La Siria de hoy tiene el rostro de un país en el que, en comparación con hace diez años, faltan varias categorías de personas: los muertos del conflicto ascienden a cerca de medio millón; 5,5 millones de refugiados sirios están en los países vecinos; otros 6 millones vagan, a veces varias ocasiones, de un pueblo a otro como desplazados internos. También hay cerca de un millón de migrantes. Decenas de miles de personas están desaparecidas. Faltan los jóvenes, el futuro del país. Más de la mitad de los cristianos se han ido. Faltan los padres y a veces incluso las madres de muchos niños. Para muchos de ellos no hay hogar. Además, faltan escuelas, hospitales y personal médico y de enfermería en medio de la emergencia de Covid-19. No hay fábricas ni actividades productivas. Pueblos y barrios enteros han desaparecido, arrasados o están despoblados. El famoso patrimonio arqueológico, que atraía a visitantes de todo el mundo, ha sido dilapidado. El tejido social, el mosaico de convivencia ejemplar entre grupos étnicos y religiosos, se ha visto seriamente dañado. La naturaleza también está sufriendo la contaminación del aire, el agua y el suelo causada por el uso de explosivos y diversos tipos de munición durante diez años. El suelo es pisoteado y los cielos surcados por las fuerzas armadas de cinco potencias enfrentadas entre sí, como nos recuerda a menudo el enviado especial de la ONU para Siria, Geir Pedersen. En definitiva, un panorama realmente desolador.

 

Tras estos largos años de guerra, la economía está muy dañada, faltan servicios básicos como escuelas y hospitales, la pobreza es otra plaga que aplasta al pueblo. ¿Corre Siria el riesgo de perderse en un escenario de abandono?

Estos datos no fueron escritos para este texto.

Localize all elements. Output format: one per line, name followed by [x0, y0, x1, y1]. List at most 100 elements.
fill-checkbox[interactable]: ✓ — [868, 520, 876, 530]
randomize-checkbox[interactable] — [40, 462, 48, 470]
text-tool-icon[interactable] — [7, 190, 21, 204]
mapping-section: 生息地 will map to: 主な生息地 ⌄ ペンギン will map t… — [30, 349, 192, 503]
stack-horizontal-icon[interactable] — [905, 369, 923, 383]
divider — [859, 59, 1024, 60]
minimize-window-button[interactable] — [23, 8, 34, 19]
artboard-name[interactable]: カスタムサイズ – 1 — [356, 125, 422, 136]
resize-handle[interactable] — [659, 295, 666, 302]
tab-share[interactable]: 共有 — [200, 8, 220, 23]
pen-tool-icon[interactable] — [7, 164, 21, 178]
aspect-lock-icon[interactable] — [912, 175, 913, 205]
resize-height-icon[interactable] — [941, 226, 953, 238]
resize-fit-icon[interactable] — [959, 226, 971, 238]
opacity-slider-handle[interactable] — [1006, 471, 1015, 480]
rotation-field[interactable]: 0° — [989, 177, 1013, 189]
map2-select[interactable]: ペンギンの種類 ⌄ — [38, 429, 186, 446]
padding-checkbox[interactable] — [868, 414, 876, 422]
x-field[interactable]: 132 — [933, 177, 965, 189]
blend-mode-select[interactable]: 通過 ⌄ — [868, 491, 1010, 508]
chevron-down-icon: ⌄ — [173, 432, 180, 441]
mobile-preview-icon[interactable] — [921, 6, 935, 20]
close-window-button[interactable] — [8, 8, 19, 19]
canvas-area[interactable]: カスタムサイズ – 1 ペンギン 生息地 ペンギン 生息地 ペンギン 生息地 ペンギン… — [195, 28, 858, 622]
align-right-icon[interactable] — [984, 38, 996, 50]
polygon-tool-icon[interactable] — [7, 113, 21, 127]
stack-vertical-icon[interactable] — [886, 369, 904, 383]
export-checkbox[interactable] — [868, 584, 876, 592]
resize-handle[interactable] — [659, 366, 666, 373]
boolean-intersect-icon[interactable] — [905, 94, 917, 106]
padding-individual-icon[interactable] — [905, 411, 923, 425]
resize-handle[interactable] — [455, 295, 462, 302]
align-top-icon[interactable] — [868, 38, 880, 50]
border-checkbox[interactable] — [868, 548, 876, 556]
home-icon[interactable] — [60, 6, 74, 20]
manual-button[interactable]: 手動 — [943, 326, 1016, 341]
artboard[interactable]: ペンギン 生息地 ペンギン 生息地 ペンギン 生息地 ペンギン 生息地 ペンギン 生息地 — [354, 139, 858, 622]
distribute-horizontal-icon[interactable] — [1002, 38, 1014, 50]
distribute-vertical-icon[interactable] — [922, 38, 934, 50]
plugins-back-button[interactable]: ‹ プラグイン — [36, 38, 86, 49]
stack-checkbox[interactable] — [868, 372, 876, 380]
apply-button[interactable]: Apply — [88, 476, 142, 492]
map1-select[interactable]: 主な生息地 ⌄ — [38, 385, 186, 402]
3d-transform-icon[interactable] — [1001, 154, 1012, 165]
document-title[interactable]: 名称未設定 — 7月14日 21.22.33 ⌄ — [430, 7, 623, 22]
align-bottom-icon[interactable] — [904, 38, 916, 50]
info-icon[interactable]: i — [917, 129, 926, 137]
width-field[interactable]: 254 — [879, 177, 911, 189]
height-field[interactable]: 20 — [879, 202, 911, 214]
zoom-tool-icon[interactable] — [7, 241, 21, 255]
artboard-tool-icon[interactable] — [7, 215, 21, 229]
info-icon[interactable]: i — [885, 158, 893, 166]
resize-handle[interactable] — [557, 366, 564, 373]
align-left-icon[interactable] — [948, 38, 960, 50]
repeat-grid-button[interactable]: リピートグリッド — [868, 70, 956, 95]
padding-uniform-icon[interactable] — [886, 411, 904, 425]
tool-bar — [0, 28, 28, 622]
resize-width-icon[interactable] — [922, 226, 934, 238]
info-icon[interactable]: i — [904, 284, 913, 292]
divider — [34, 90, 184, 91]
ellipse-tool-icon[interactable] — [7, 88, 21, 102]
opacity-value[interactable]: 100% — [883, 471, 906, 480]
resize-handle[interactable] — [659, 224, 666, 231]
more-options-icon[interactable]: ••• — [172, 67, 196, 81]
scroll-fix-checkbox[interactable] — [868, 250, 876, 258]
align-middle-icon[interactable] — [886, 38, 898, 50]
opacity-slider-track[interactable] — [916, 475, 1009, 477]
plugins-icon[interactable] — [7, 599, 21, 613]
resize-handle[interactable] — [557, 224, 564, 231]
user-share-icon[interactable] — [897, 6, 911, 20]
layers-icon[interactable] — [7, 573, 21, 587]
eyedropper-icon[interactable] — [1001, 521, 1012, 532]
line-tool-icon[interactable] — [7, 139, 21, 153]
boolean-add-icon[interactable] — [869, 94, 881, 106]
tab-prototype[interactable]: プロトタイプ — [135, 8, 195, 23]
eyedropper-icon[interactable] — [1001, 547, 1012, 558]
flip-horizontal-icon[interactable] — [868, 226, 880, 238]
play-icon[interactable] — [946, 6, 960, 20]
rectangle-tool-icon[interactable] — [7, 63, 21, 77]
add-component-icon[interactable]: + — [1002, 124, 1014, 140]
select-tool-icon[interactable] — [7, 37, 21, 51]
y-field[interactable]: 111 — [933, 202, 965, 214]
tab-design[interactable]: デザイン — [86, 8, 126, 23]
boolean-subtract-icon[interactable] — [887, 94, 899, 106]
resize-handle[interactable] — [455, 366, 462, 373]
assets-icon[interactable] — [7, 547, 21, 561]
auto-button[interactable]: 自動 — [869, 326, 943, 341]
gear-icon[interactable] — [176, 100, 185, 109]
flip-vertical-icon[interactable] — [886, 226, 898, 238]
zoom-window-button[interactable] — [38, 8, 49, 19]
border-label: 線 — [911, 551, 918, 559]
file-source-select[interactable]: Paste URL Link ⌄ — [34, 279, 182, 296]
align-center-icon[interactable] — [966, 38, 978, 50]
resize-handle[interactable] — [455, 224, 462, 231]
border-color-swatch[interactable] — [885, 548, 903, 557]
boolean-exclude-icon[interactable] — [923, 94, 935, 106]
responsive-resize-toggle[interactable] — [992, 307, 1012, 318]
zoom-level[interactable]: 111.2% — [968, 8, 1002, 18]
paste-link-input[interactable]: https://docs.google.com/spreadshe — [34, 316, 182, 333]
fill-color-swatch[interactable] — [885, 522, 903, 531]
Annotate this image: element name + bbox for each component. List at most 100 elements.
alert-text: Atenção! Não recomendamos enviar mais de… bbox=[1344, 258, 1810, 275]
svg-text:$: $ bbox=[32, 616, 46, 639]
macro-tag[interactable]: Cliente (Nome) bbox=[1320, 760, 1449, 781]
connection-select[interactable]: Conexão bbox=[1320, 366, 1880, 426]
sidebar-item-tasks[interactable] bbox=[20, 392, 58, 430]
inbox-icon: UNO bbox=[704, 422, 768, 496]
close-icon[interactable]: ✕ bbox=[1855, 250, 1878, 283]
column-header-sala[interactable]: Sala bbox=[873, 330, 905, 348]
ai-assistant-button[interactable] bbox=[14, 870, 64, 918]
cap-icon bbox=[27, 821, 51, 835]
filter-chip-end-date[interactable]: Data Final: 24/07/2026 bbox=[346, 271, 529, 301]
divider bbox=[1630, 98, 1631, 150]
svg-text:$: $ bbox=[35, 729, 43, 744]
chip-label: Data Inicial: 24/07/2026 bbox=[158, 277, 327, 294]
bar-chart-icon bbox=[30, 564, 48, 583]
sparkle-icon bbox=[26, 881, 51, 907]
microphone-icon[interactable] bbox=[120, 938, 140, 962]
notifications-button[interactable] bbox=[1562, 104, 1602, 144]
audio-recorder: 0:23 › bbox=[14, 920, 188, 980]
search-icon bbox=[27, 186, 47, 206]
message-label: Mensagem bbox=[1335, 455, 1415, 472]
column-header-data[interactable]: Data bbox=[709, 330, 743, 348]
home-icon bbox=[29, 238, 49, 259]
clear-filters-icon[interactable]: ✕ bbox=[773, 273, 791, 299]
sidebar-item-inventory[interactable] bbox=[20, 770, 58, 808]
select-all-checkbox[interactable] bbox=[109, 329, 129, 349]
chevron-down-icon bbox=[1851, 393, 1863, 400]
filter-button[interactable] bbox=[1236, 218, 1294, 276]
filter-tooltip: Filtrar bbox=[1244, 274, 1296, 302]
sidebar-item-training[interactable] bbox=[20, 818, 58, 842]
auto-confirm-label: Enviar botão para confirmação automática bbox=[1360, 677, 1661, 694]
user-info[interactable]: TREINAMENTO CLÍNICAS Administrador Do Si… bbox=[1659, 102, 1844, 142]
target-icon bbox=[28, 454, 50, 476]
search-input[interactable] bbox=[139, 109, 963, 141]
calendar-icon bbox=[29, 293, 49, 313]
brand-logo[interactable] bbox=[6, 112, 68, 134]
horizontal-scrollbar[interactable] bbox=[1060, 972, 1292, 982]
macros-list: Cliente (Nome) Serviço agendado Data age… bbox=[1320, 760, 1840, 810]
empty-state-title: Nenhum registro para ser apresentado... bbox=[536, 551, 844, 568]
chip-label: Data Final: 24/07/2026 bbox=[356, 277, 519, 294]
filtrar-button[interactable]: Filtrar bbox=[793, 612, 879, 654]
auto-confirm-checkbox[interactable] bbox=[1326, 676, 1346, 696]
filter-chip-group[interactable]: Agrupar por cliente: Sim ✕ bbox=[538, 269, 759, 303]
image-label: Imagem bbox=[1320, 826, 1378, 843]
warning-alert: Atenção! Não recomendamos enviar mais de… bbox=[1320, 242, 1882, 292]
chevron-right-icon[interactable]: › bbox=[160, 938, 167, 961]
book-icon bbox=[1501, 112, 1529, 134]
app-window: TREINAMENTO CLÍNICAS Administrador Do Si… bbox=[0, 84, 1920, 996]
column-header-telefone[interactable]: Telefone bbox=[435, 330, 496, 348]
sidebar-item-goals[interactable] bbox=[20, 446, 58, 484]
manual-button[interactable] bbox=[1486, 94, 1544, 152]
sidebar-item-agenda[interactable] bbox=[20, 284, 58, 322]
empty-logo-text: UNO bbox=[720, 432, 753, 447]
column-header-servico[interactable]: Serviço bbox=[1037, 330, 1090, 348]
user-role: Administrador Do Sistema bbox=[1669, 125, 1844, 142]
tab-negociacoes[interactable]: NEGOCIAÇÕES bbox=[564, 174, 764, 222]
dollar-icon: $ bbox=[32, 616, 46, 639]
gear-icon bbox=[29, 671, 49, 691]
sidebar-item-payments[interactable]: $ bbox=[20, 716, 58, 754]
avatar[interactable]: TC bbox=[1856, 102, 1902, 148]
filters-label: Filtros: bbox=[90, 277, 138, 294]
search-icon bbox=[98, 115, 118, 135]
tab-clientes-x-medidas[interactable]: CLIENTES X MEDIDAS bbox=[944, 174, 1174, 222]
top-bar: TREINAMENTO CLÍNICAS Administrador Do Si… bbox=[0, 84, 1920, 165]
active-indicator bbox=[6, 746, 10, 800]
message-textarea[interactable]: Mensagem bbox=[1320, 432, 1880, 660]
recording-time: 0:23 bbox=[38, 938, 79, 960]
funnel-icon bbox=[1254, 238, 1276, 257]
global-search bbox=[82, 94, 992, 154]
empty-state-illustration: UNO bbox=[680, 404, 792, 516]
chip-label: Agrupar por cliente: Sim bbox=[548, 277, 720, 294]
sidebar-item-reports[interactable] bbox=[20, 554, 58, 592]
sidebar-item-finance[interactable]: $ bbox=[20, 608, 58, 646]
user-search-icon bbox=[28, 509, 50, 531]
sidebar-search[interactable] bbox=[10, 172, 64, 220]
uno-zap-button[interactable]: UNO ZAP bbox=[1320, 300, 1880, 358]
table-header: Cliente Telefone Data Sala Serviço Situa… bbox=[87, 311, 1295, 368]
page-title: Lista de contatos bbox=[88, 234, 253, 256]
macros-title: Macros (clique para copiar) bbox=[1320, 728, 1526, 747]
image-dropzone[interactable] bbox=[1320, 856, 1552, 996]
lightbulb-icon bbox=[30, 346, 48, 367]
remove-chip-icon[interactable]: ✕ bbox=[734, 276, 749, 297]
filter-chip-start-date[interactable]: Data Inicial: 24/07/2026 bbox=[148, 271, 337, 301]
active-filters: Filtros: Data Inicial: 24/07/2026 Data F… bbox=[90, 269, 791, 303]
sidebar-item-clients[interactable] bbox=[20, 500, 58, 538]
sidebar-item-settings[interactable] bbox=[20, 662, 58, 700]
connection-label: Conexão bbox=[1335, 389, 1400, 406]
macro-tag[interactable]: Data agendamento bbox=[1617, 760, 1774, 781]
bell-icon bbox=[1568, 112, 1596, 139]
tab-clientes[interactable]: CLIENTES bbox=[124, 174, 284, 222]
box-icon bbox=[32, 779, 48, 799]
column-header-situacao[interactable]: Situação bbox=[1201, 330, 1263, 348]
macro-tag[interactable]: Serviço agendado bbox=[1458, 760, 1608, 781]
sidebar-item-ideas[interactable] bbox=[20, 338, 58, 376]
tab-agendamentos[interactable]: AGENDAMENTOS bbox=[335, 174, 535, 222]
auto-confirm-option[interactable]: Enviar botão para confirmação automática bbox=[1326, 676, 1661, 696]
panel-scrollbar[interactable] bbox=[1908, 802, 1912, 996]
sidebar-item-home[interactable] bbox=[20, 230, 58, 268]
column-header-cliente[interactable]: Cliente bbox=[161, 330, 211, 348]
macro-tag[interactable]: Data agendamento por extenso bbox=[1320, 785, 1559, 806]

Es cierto que, en varias regiones de Siria, desde hace tiempo, no caen bombas, pero sí ha estallado lo que podría llamarse la «bomba» de la pobreza. Según los últimos datos de Naciones Unidas, cerca del 90% de la población siria vive actualmente por debajo del umbral de la pobreza. ¡Es la peor cifra del mundo! La lira siria ha perdido gran parte de su valor y los precios de los bienes de consumo básicos se han disparado. La gente llama a esta fase del conflicto «guerra económica». Además, faltan fábricas, es difícil encontrar trabajo y los salarios son muy bajos, y todavía no hay señales de una recuperación económica sustancial.